Schlimmer war es bei einem Abendessen einige Monate zuvor, mitten im schönsten Frühsommer, beim Italiener. Es gab Bruschetta mit Tomaten, Grissini mit Schinken, Pasta mit Trüffeln, Pasta mit Wildschwein. Mir gegenüber saß eine Frau, die ich nicht kannte, und dozierte über den Übeltäter Weizenmehl. „Der menschliche Organismus ist für den Verzehr von Kohlenhydraten nicht gemacht“, wusste sie, „das habe ich in einem Buch gelesen.“ In was für einem Buch, fragte ich, als Arzttochter darauf konditioniert, keiner Studie zu glauben, die nicht von mindestens acht verschiedenen Universitätsklinikumdoktoren für repräsentativ erklärt wurde. Den Namen des Buches habe ich gleich wieder vergessen, nicht aber die Überzeugung dieser Frau, dieser Überzeugungstäterin, die mir an diesem Abend mit ihrem unerschütterlichen Glauben an diverse irreversible Schäden, die ich mir mit dem Verzehr köstlicher, herzerwärmender Kohlenhydrate zufügen würde, den Appetit auf Pasta mit Trüffeln verdarb.

Man kann heute kaum noch mit Leuten an einem Tisch sitzen, ohne am Ende der Mahlzeit gründlich am eigenen Wohlbefinden zu zweifeln. Gut gelaunt, heiter und hungrig, so hat man sich gefühlt, als man das Restaurant betrat. Gut gelaunt, heiter, satt und beschwipst hätte man es gerne wieder verlassen, aber weil man der einzige Mensch am Tisch war, der sich am Brotkorb bediente, weil man als einzige Frau am Tisch Steak Frites bestellte, während die anderen Damen Salatblätter von Croutons trennten und dabei erzählten, wie toll und frisch sie sich fühlten, seitdem sie keinen (gar keinen??) Zucker mehr äßen, geht man am Ende mit dem mulmigen Gefühl nach Hause, seine Lebensführung grundlegend überdenken zu müssen.

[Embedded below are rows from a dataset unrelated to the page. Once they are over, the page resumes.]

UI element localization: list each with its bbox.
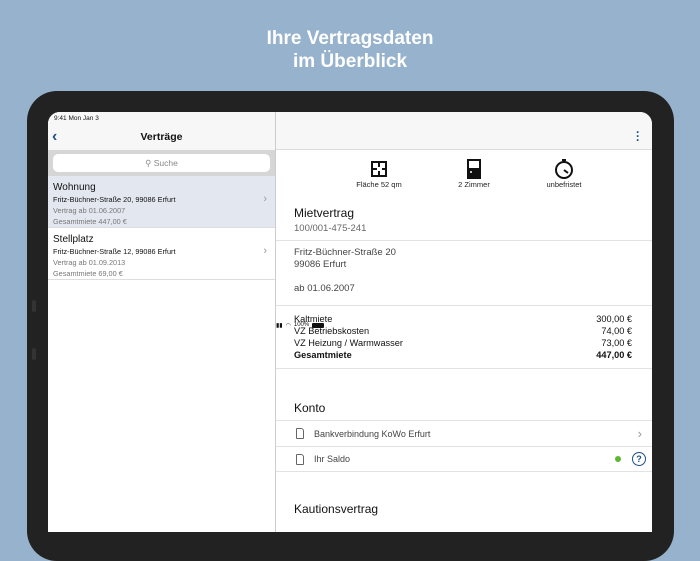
side-button (32, 348, 36, 360)
search-input[interactable]: ⚲ Suche (53, 154, 270, 172)
item-total: Gesamtmiete 447,00 € (53, 217, 127, 226)
status-time: 9:41 Mon Jan 3 (54, 115, 99, 122)
item-since: Vertrag ab 01.09.2013 (53, 258, 126, 267)
contract-item-wohnung[interactable]: Wohnung Fritz-Büchner-Straße 20, 99086 E… (48, 176, 275, 228)
screen: ‹ Verträge ⚲ Suche Wohnung Fritz-Büchner… (48, 112, 652, 532)
battery-percent: 100% (293, 322, 310, 328)
signal-icon: ▮▮ (276, 322, 283, 329)
item-since: Vertrag ab 01.06.2007 (53, 206, 126, 215)
chevron-right-icon: › (263, 245, 267, 257)
contract-item-stellplatz[interactable]: Stellplatz Fritz-Büchner-Straße 12, 9908… (48, 228, 275, 280)
headline: Ihre Vertragsdaten im Überblick (0, 27, 700, 73)
side-button (32, 300, 36, 312)
item-title: Stellplatz (53, 234, 94, 245)
contracts-pane: ‹ Verträge ⚲ Suche Wohnung Fritz-Büchner… (48, 112, 276, 532)
wifi-icon: ◠ (285, 322, 291, 329)
item-address: Fritz-Büchner-Straße 12, 99086 Erfurt (53, 247, 176, 256)
headline-line-1: Ihre Vertragsdaten (266, 28, 434, 49)
page-title: Verträge (140, 131, 183, 143)
search-placeholder: Suche (153, 158, 178, 168)
item-title: Wohnung (53, 182, 96, 193)
status-bar: 9:41 Mon Jan 3 ▮▮ ◠ 100% (48, 112, 652, 329)
battery-icon (312, 322, 325, 328)
item-total: Gesamtmiete 69,00 € (53, 269, 123, 278)
item-address: Fritz-Büchner-Straße 20, 99086 Erfurt (53, 195, 176, 204)
chevron-right-icon: › (263, 193, 267, 205)
headline-line-2: im Überblick (292, 51, 408, 72)
search-bar: ⚲ Suche (48, 150, 275, 176)
search-icon: ⚲ (145, 158, 154, 168)
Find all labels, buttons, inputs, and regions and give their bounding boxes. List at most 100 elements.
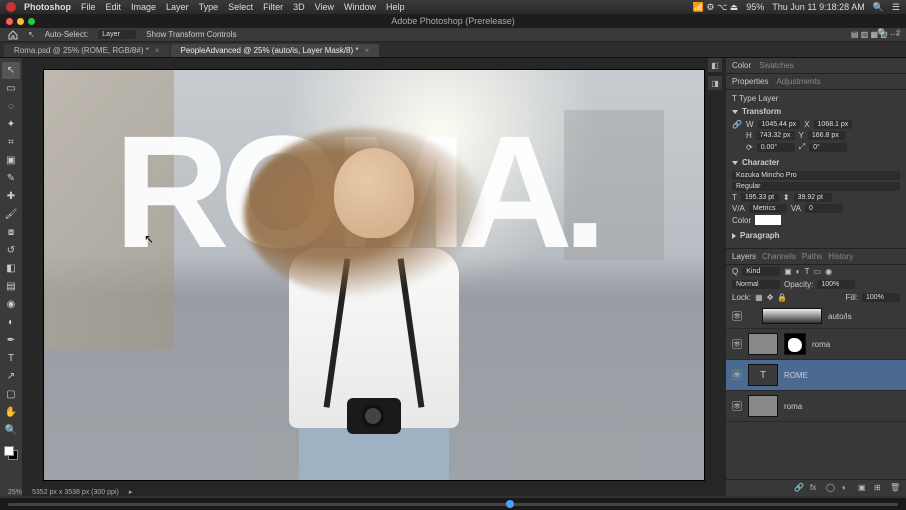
gutter-icon-2[interactable]: ◨	[708, 76, 722, 90]
filter-shape-icon[interactable]: ▭	[814, 267, 822, 276]
fx-icon[interactable]: fx	[810, 483, 820, 493]
history-tab[interactable]: History	[828, 252, 853, 261]
tracking[interactable]: 0	[805, 204, 843, 213]
window-close-icon[interactable]	[6, 18, 13, 25]
leading[interactable]: 39.92 pt	[794, 193, 832, 202]
blur-tool[interactable]: ◉	[2, 296, 20, 313]
font-style[interactable]: Regular	[732, 182, 900, 191]
control-center-icon[interactable]: ☰	[892, 2, 900, 13]
lock-pos-icon[interactable]: ✥	[767, 293, 774, 302]
visibility-icon[interactable]: 👁	[732, 370, 742, 380]
move-tool[interactable]: ↖	[2, 62, 20, 79]
path-tool[interactable]: ↗	[2, 368, 20, 385]
menu-file[interactable]: File	[81, 2, 96, 12]
transform-h[interactable]: 743.32 px	[756, 131, 795, 140]
visibility-icon[interactable]: 👁	[732, 339, 742, 349]
marquee-tool[interactable]: ▭	[2, 80, 20, 97]
app-name[interactable]: Photoshop	[24, 2, 71, 12]
kerning[interactable]: Metrics	[749, 204, 787, 213]
filter-smart-icon[interactable]: ◉	[825, 267, 832, 276]
search-icon[interactable]: 🔍	[877, 28, 888, 39]
gutter-icon-1[interactable]: ◧	[708, 58, 722, 72]
frame-tool[interactable]: ▣	[2, 152, 20, 169]
lock-pixel-icon[interactable]: 🔒	[777, 293, 787, 302]
layer-row-text[interactable]: 👁 T ROME	[726, 360, 906, 391]
chevron-right-icon[interactable]: ▸	[129, 488, 133, 496]
home-icon[interactable]	[8, 30, 18, 40]
fill-value[interactable]: 100%	[862, 293, 900, 302]
font-family[interactable]: Kozuka Mincho Pro	[732, 171, 900, 180]
document-canvas[interactable]: ROMA. ↖	[44, 70, 704, 480]
share-icon[interactable]: ⇪	[894, 28, 902, 39]
eyedropper-tool[interactable]: ✎	[2, 170, 20, 187]
heal-tool[interactable]: ✚	[2, 188, 20, 205]
window-zoom-icon[interactable]	[28, 18, 35, 25]
close-icon[interactable]: ×	[155, 46, 160, 55]
trash-icon[interactable]: 🗑	[890, 483, 900, 493]
opacity-value[interactable]: 100%	[817, 280, 855, 289]
doc-tab-1[interactable]: Roma.psd @ 25% (ROME, RGB/8#) *×	[4, 44, 170, 57]
type-tool[interactable]: T	[2, 350, 20, 367]
layer-name[interactable]: roma	[784, 402, 802, 411]
transform-y[interactable]: 166.8 px	[808, 131, 846, 140]
video-playback-bar[interactable]	[0, 498, 906, 510]
menu-edit[interactable]: Edit	[106, 2, 122, 12]
swatches-tab[interactable]: Swatches	[759, 61, 794, 70]
transform-skew[interactable]: 0°	[809, 143, 847, 152]
menu-3d[interactable]: 3D	[293, 2, 305, 12]
window-minimize-icon[interactable]	[17, 18, 24, 25]
menubar-icons[interactable]: 📶 ⚙︎ ⌥ ⏏︎	[693, 2, 739, 13]
new-group-icon[interactable]: ▣	[858, 483, 868, 493]
brush-tool[interactable]: 🖌	[2, 206, 20, 223]
font-size[interactable]: 195.33 pt	[741, 193, 779, 202]
layer-filter-kind[interactable]: Kind	[742, 267, 780, 276]
transform-section-title[interactable]: Transform	[742, 107, 781, 116]
show-transform-label[interactable]: Show Transform Controls	[146, 30, 236, 39]
color-tab[interactable]: Color	[732, 61, 751, 70]
blend-mode[interactable]: Normal	[732, 280, 780, 289]
zoom-tool[interactable]: 🔍	[2, 422, 20, 439]
history-brush-tool[interactable]: ↺	[2, 242, 20, 259]
menu-layer[interactable]: Layer	[166, 2, 189, 12]
menu-select[interactable]: Select	[228, 2, 253, 12]
scrubber-track[interactable]	[8, 503, 898, 506]
layer-row-image[interactable]: 👁 roma	[726, 391, 906, 422]
close-icon[interactable]: ×	[365, 46, 370, 55]
dodge-tool[interactable]: ◐	[2, 314, 20, 331]
menu-help[interactable]: Help	[386, 2, 405, 12]
mask-icon[interactable]: ◯	[826, 483, 836, 493]
lasso-tool[interactable]: ◌	[2, 98, 20, 115]
menu-view[interactable]: View	[315, 2, 334, 12]
visibility-icon[interactable]: 👁	[732, 311, 742, 321]
transform-x[interactable]: 1068.1 px	[814, 120, 853, 129]
link-layers-icon[interactable]: 🔗	[794, 483, 804, 493]
spotlight-icon[interactable]: 🔍	[873, 2, 884, 13]
eraser-tool[interactable]: ◧	[2, 260, 20, 277]
filter-adj-icon[interactable]: ◐	[796, 267, 801, 276]
filter-text-icon[interactable]: T	[805, 267, 810, 276]
channels-tab[interactable]: Channels	[762, 252, 796, 261]
hand-tool[interactable]: ✋	[2, 404, 20, 421]
canvas-area[interactable]: ROMA. ↖	[22, 58, 726, 496]
wand-tool[interactable]: ✦	[2, 116, 20, 133]
transform-w[interactable]: 1045.44 px	[758, 120, 801, 129]
color-swatch[interactable]	[4, 446, 18, 460]
menu-filter[interactable]: Filter	[263, 2, 283, 12]
layer-name[interactable]: roma	[812, 340, 830, 349]
transform-angle[interactable]: 0.00°	[757, 143, 795, 152]
zoom-level[interactable]: 25%	[8, 489, 22, 496]
crop-tool[interactable]: ⌗	[2, 134, 20, 151]
layers-tab[interactable]: Layers	[732, 252, 756, 261]
layer-row-adjust[interactable]: 👁 auto/is	[726, 304, 906, 329]
apple-menu-icon[interactable]	[6, 2, 16, 12]
visibility-icon[interactable]: 👁	[732, 401, 742, 411]
link-icon[interactable]: 🔗	[732, 120, 742, 129]
paragraph-section-title[interactable]: Paragraph	[740, 231, 780, 240]
character-section-title[interactable]: Character	[742, 158, 779, 167]
scrubber-thumb[interactable]	[506, 500, 514, 508]
doc-tab-2[interactable]: PeopleAdvanced @ 25% (auto/is, Layer Mas…	[171, 44, 380, 57]
stamp-tool[interactable]: ⧇	[2, 224, 20, 241]
layer-name[interactable]: auto/is	[828, 312, 852, 321]
gradient-tool[interactable]: ▤	[2, 278, 20, 295]
layer-name[interactable]: ROME	[784, 371, 808, 380]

Von meiner Großmutter habe ich gelernt, dass man beim Essen nicht über Essen spricht. Heute müsste man diese Anstandsregel neu formulieren, denn die Leute sprechen beim Essen nicht mehr darüber, was sie gerne essen, sondern darüber, was sie gerne nicht mehr essen. Diese Art, mit der sie einem durch den Gemüse-Tofu-Teller weißmachen wollen, an der morgendlichen Müdigkeit, der gelegentlichen Trägheit, den einstweiligen Magenschmerzen, die jeder Mensch wohl mal kennt, sei man selbst Schuld, solange man noch nicht auf Mandelmilch und Quinoa umgestiegen sei, hat etwas massiv Übergriffiges an sich. Ich habe auch so meine Angewohnheiten, die mein Wohlergehen steigern sollen. Wenn mich der Ehrgeiz packt, mache ich zwanzig Liegestütze. Ich renne gerne morgens durch den Park, ich trinke den guten Kaffee zum Frühstück, ich kaufe kein Billigfleisch, ich wasche mir das Gesicht mit libanesischem Rosenwasser. Aber ich halte es für unnötig, meine Mitmenschen ungefragt darüber zu informieren (außer hier und jetzt, sorry!).

Mag sein, dass die Welt zu unübersichtlich, die Generation Y zu planlos, die Politik zu undurchschaubar, der Terrorismus zu unberechenbar und die Meinungen im Land zu gespalten sind, als dass man darüber noch lockerleichten Smalltalk führen könnte. Aber dass es heute Leute gibt, die bereitwillig über den Unterschied zwischen Zöliakie und Weizenmehlsensibilität referieren und ihren Mitmenschen beim Abendessen erklären, wie man selbst Mandelmilch zubereitet, aber selbst noch nie von Beate Zschäpe gehört haben – das ist ein Problem. Das muss aufhören.